White House spokeswoman Caitlin Hayden said the officials went to Capitol Hill “to discuss the growing cybersecurity threats to our nation and the need for prompt legislative action to ensure the U.S. government has the authorities it needs to keep the nation safe.”
U.S. lawmakers have been at odds about the best way to protect critical facilities like power and water utilities from cyber intrusions that have frozen websites and resulted in breaches and data theft from companies including Google, Lockheed Martin and Citigroup.
Senate Democratic Leader Harry Reid’s office is working to draft a comprehensive bill aimed at protecting company and government networks along the lines of a cyber strategy the White House published in May.

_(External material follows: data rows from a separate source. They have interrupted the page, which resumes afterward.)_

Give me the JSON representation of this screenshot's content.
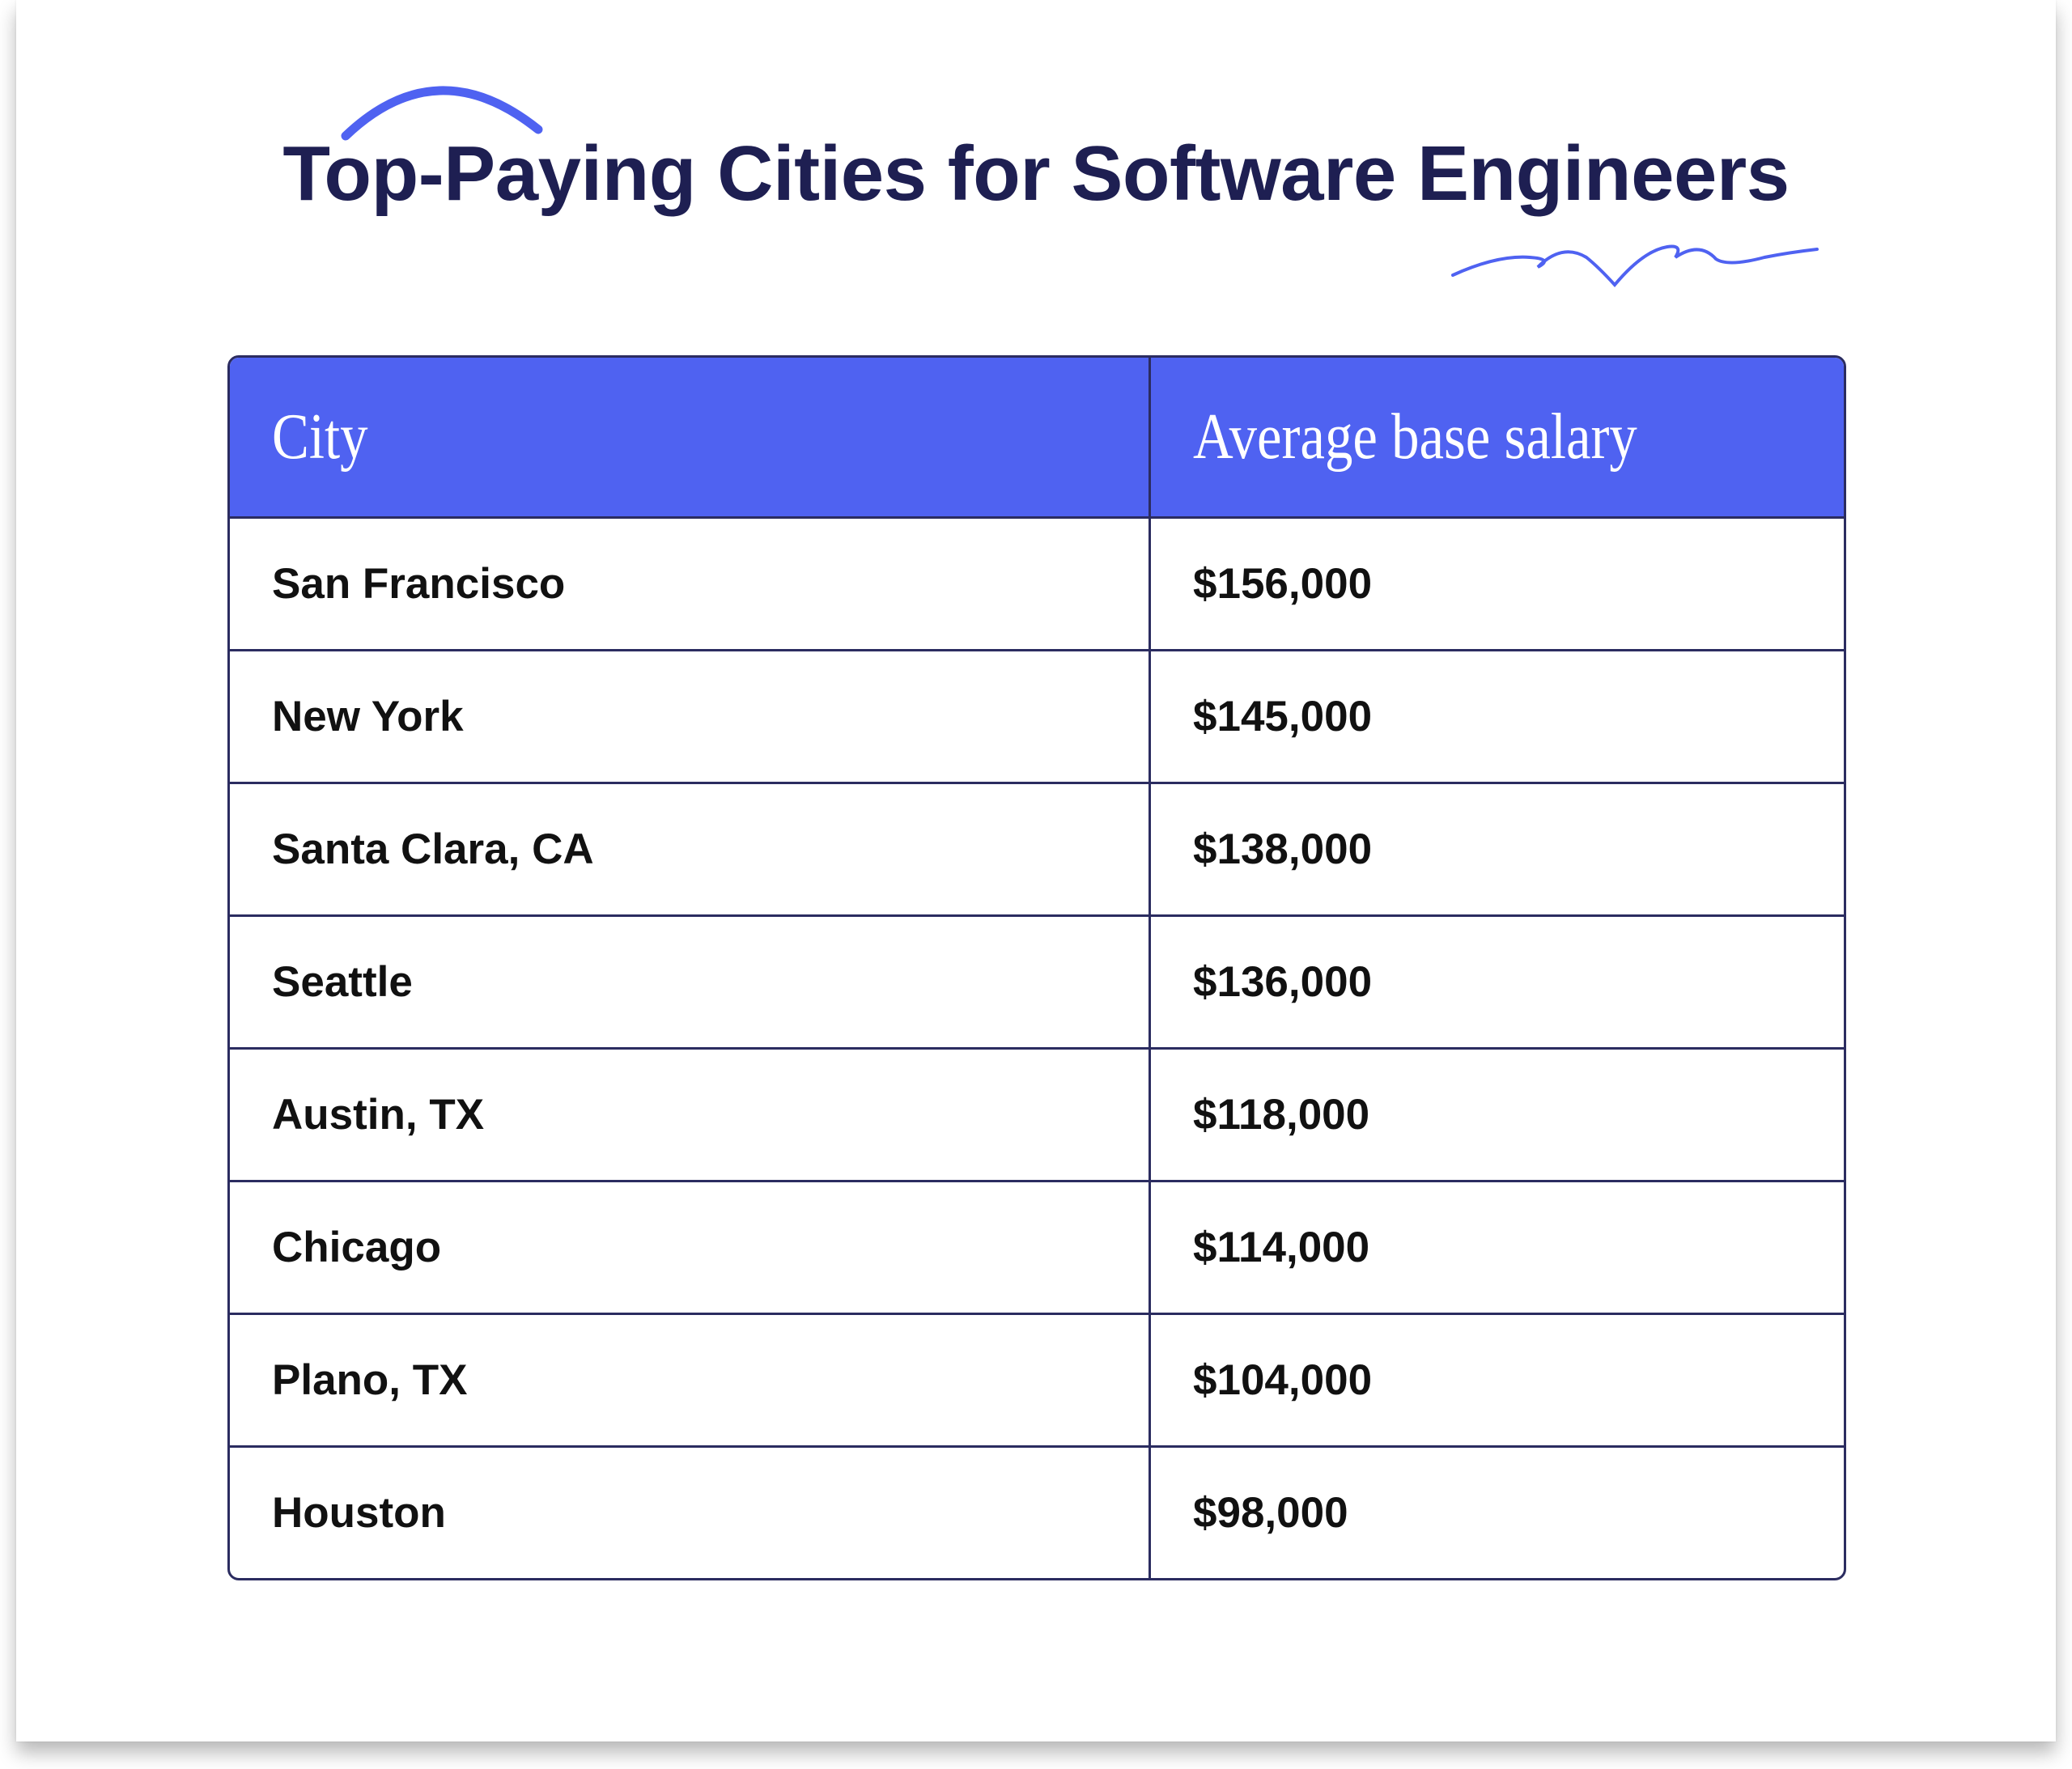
{
  "title": "Top-Paying Cities for Software Engineers",
  "colors": {
    "header": "#4f62f1",
    "border": "#2b2c60",
    "title": "#1e1f52",
    "accent": "#4f62f1"
  },
  "table": {
    "headers": [
      "City",
      "Average base salary"
    ],
    "rows": [
      {
        "city": "San Francisco",
        "salary": "$156,000"
      },
      {
        "city": "New York",
        "salary": "$145,000"
      },
      {
        "city": "Santa Clara, CA",
        "salary": "$138,000"
      },
      {
        "city": "Seattle",
        "salary": "$136,000"
      },
      {
        "city": "Austin, TX",
        "salary": "$118,000"
      },
      {
        "city": "Chicago",
        "salary": "$114,000"
      },
      {
        "city": "Plano, TX",
        "salary": "$104,000"
      },
      {
        "city": "Houston",
        "salary": "$98,000"
      }
    ]
  }
}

That would include new rules to force companies to notify consumers when breaches put personal data at risk and authorize the Department of Homeland Security to ensure minimum standards are met in monitoring for possible attacks.
But a Republican task force in the House of Representatives said earlier this month that Congress should give companies incentives to boost cyber defenses and not rush to impose new regulations except in sensitive sectors like nuclear power, electricity and water treatment plants.
In the Wednesday briefing, White House and U.S. agency officials told 12 senators including Reid, Republican Kay Bailey Hutchinson and Independent Joe Lieberman that a comprehensive approach would balance the burden of defending computing networks between the government and private sector.
“From our point of view it was an extremely useful and constructive discussion, ending with agreement that all involved need to work together to pass a cybersecurity bill as quickly as possible,” Hayden said.
“The administration looks forward to continuing work with Congress to urge all involved to quickly enact these ideas into law in a bipartisan manner.